A pre-Inca mummy, between 800 and 1,200 years old, was discovered in perfect condition in an ancient mud urban centre on the outskirts of Lima, the leader of the excavation team reported Tuesday.
The remains are of a child, biological sex currently unknown, who was likely about 12 or 13 years old with an approximate height of 1one metre 30 centimetres.
"We have found the mummy of an adolescent between 800 and 1,200 years old in a two-metre-deep funerary structure at the archaeological site of Cajamarquilla," archaeologist Yomira Huamán, head of the Cajamarquilla Archaeological Project, told AFP.
The burial structure was covered with a large mud rock.
The child was probably a part of the Ichma community, who lived on the land about 900 years ago, before being annexed by the Inca Empire in the 15th century.
According to Huamán, the coarse sand in the area, with high salt components, would have generated a natural mummification process, which has allowed the arms, forearms and both legs to retain remains of skin.
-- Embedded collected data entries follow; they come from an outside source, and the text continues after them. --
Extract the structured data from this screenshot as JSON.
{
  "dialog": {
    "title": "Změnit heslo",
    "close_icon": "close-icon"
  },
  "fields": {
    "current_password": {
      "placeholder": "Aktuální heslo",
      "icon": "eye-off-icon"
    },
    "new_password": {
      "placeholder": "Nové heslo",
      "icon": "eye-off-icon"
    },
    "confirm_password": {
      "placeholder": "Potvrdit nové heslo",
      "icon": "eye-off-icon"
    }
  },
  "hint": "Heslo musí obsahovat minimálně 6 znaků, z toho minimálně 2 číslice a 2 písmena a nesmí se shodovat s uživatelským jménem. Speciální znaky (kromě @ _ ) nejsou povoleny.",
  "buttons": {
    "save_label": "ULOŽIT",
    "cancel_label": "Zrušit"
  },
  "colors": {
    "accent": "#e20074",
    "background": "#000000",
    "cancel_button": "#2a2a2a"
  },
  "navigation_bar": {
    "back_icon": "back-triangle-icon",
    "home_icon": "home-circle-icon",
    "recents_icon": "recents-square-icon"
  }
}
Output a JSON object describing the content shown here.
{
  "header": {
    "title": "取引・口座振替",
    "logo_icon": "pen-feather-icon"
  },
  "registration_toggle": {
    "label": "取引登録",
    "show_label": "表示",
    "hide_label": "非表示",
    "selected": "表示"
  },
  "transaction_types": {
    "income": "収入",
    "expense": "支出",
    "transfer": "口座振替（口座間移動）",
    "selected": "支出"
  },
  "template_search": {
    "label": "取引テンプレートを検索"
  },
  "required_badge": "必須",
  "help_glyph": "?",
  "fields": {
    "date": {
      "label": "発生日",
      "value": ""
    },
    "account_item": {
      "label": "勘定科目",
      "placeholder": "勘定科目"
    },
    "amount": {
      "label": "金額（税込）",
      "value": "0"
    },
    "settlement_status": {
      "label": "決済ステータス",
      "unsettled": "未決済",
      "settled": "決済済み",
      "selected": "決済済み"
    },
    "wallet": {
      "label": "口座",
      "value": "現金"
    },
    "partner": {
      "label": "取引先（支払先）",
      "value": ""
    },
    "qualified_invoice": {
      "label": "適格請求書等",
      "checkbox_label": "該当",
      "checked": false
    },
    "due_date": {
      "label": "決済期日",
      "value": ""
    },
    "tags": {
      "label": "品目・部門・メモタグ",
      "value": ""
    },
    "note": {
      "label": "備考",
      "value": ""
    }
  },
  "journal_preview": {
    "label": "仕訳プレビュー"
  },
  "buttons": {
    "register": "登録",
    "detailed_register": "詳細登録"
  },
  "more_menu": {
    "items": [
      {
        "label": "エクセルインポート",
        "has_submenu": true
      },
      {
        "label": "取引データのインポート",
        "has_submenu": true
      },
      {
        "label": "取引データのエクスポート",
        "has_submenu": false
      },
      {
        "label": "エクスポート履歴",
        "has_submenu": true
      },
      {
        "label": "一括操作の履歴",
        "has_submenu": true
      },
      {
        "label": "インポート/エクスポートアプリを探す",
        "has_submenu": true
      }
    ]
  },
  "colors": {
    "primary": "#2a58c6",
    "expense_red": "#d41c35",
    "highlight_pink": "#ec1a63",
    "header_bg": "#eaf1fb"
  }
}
The head, although separated from the body, maintains locks of hair, and in the jaw, parts of the teeth can still be seen.
"The finding is very important due to its state of conservation," the researcher leading the team of archaeologists from the University of San Marcos explained.
Next to the mummy, a boleadora ("stone weapon"), a mate (plate), a copper needle, remains of textiles, corn and chili peppers were found.
In February 2022, archaeologists found 20 mummies in Cajamarquilla, including eight children.
Cajamarquilla was an urban centre where multiple functions including administrative, domestic and residential sectors were conducted.
The place is considered a pre-Hispanic mud city, which could have housed between 10,000 and 20,000 people in an area of 167 hectares.
It was built around the year 200 BC and was occupied until the year 1500.
The city is located 24 km east of Lima and is one of the largest archaeological complexes in the Peruvian capital.